When happily married Cindy and Jim (Jennifer Garner and Joel Edgerton) make a wish-list of the attributes of the child they cannot have, little do they suspect that it will be a wish come true. Appearing during a thunderstorm, young Timothy (CJ Adams) embodies all the virtues - true heart, kind nature and winning goalscorer - that they dreamed of. And his basic goodness is soon having a positive effect among family and friends in the depressed small town where they live. Posing the question: what is it like to be a parent? , this unashamedly old-fashioned, feelgood yarn makes for a charming fantasy.
Coming across as an unashamed propaganda film for the National Adoption Agency, this shamelessly tear-jerking celebration of the parent-child relationship won't appeal to those who bridle at Disney's calculated sentimentality.
Yet there's no arguing with the message - love and value your sprogs while you can - even if it is over-earnestly delivered by writer director Peter Hedges (What's Eating Gilbert Grape) from an original story by Ahmet (son of Frank) Zappa.
When childless couple Cindy (Garner, after Sandra Bullock passed) and Jim (Edgerton) finally get confirmation they can't have kids they dig out a bottle of wine and compile a list of the attributes of their phantom child.

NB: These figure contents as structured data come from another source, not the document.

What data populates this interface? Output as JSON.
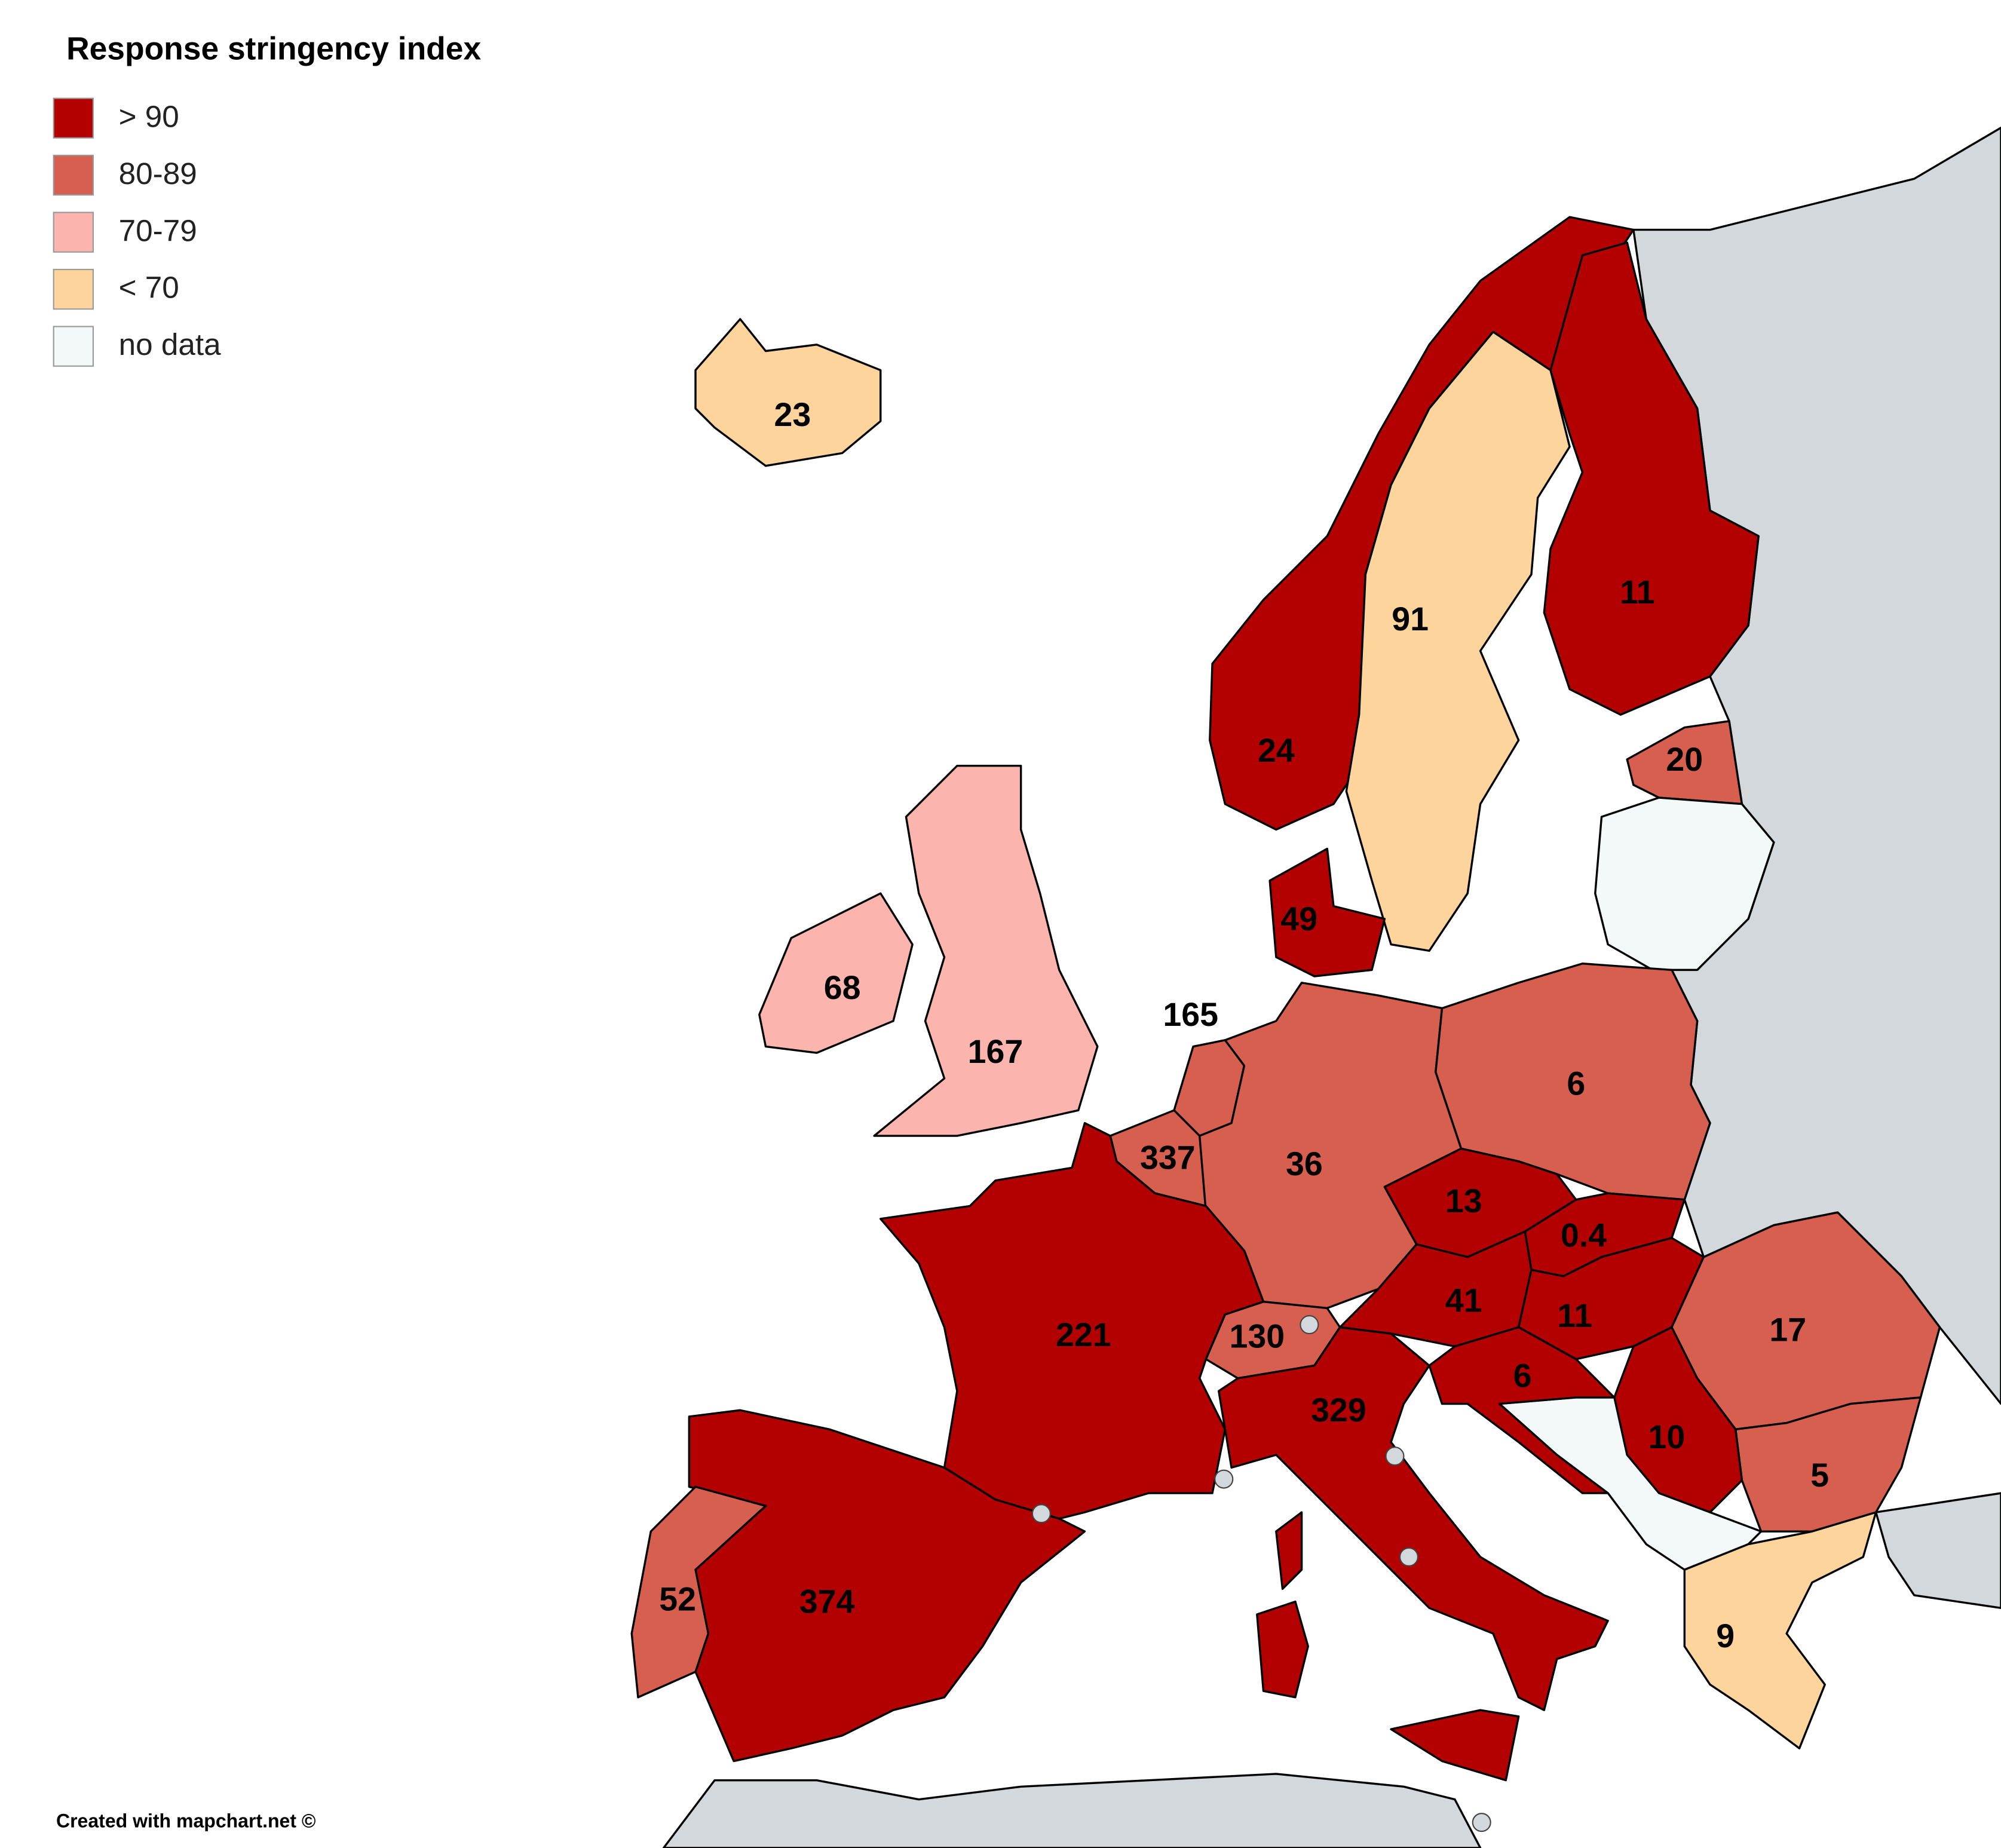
{
  "title": "Response stringency index",
  "legend": [
    {
      "label": "> 90",
      "color": "#b30000"
    },
    {
      "label": "80-89",
      "color": "#d65f4f"
    },
    {
      "label": "70-79",
      "color": "#fbb4ae"
    },
    {
      "label": "< 70",
      "color": "#fcd49c"
    },
    {
      "label": "no data",
      "color": "#f3f9f9"
    }
  ],
  "regions": [
    {
      "label": 23,
      "color": "#fcd49c"
    },
    {
      "label": 24,
      "color": "#b30000"
    },
    {
      "label": 91,
      "color": "#fcd49c"
    },
    {
      "label": 11,
      "color": "#b30000"
    },
    {
      "label": 20,
      "color": "#d65f4f"
    },
    {
      "color": "#f3f9f9"
    },
    {
      "label": 49,
      "color": "#b30000"
    },
    {
      "label": 68,
      "color": "#fbb4ae"
    },
    {
      "label": 167,
      "color": "#fbb4ae"
    },
    {
      "label": 165,
      "color": "#d65f4f"
    },
    {
      "label": 337,
      "color": "#d65f4f"
    },
    {
      "label": 36,
      "color": "#d65f4f"
    },
    {
      "label": 6,
      "color": "#d65f4f"
    },
    {
      "label": 13,
      "color": "#b30000"
    },
    {
      "label": 0.4,
      "color": "#b30000"
    },
    {
      "label": 41,
      "color": "#b30000"
    },
    {
      "label": 11,
      "color": "#b30000"
    },
    {
      "label": 17,
      "color": "#d65f4f"
    },
    {
      "label": 5,
      "color": "#d65f4f"
    },
    {
      "label": 10,
      "color": "#b30000"
    },
    {
      "color": "#f3f9f9"
    },
    {
      "label": 6,
      "color": "#b30000"
    },
    {
      "label": 9,
      "color": "#fcd49c"
    },
    {
      "label": 221,
      "color": "#b30000"
    },
    {
      "label": 130,
      "color": "#d65f4f"
    },
    {
      "label": 329,
      "color": "#b30000"
    },
    {
      "color": "#b30000"
    },
    {
      "color": "#b30000"
    },
    {
      "color": "#b30000"
    },
    {
      "label": 374,
      "color": "#b30000"
    },
    {
      "label": 52,
      "color": "#d65f4f"
    }
  ],
  "footer": "Created with mapchart.net ©"
}
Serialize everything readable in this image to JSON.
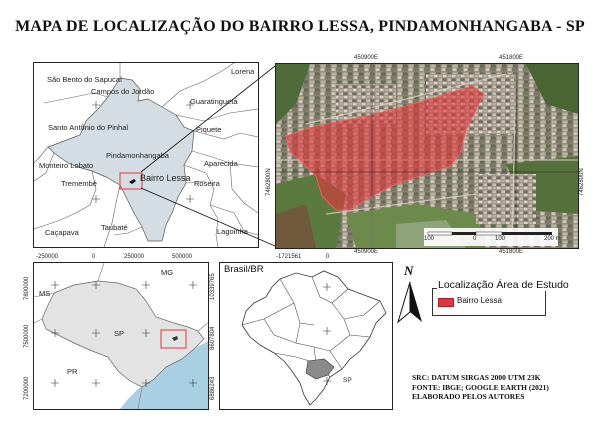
{
  "map": {
    "title": "MAPA DE LOCALIZAÇÃO DO BAIRRO LESSA, PINDAMONHANGABA - SP",
    "municipality_map": {
      "places": [
        "São Bento do Sapucaí",
        "Campos do Jordão",
        "Lorena",
        "Guaratinguetá",
        "Santo Antônio do Pinhal",
        "Piquete",
        "Pindamonhangaba",
        "Aparecida",
        "Monteiro Lobato",
        "Bairro Lessa",
        "Roseira",
        "Tremembé",
        "Taubaté",
        "Caçapava",
        "Lagoinha"
      ],
      "colors": {
        "highlight": "#d3dde3",
        "study": "#111111",
        "frame": "#e53935"
      }
    },
    "satellite": {
      "x_ticks": [
        "450900E",
        "451800E"
      ],
      "x_ticks_bottom": [
        "450900E",
        "451800E"
      ],
      "y_ticks": [
        "7462800N",
        "7462800N"
      ],
      "scale_labels": [
        "100",
        "0",
        "100",
        "200 m"
      ]
    },
    "state_map": {
      "x_ticks": [
        "-250000",
        "0",
        "250000",
        "500000"
      ],
      "y_ticks": [
        "7800000",
        "7500000",
        "7200000"
      ],
      "labels": [
        "MS",
        "MG",
        "SP",
        "PR"
      ],
      "colors": {
        "ocean": "#a9cfe3",
        "sp": "#e3e3e3",
        "neighbors": "#ffffff"
      }
    },
    "brazil_map": {
      "label": "Brasil/BR",
      "x_ticks": [
        "-1721561",
        "0"
      ],
      "y_ticks": [
        "10339765",
        "8607804",
        "6886243"
      ],
      "sp_label": "SP",
      "colors": {
        "sp": "#8a8a8a",
        "states": "#ffffff"
      }
    },
    "legend": {
      "title": "Localização Área de Estudo",
      "item": "Bairro Lessa",
      "color": "#d9393f"
    },
    "north_label": "N",
    "credits": [
      "SRC: DATUM SIRGAS 2000 UTM 23K",
      "FONTE: IBGE; GOOGLE EARTH (2021)",
      "ELABORADO PELOS AUTORES"
    ]
  }
}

Burying the list in a box in the vegetable patch, no-one is more surprised when - Day of the Dead-like - a small child emerges from the earth during a thunderstorm and scampers into their house.
After a quick bath and a few half-hearted inquiries, they put the arrival of the youngster - christened Timothy - down to fate and agree to raise him as their own, even if he has got leaves sprouting out of his ankles.
First they've got to overcome the suspicions of the local community - a tiny pencil-manufacturing town on its uppers - as well as their respective families: Jim's disapproving dad and Cindy's social-climbing sister.
While Jim and Cindy flail around, making bad parental choices but never, ever showing less than unconditional love, Timothy displays an unerring instinct for tact, kindness and diplomacy, dispensing a national curriculum of life lessons.
In an era when live-action children's films are largely losing out to the CG spectacle of Pixar and its rivals, this unabashed celebration of family stands out as a welcome oddity.
It's not afraid to deal with darker issues - that childhood isn't forever - and Adams plays it just the right side of mawkish while Hedges makes sure it's anything but a smooth ride.
Timothy Green teaches us that life isn't black and white.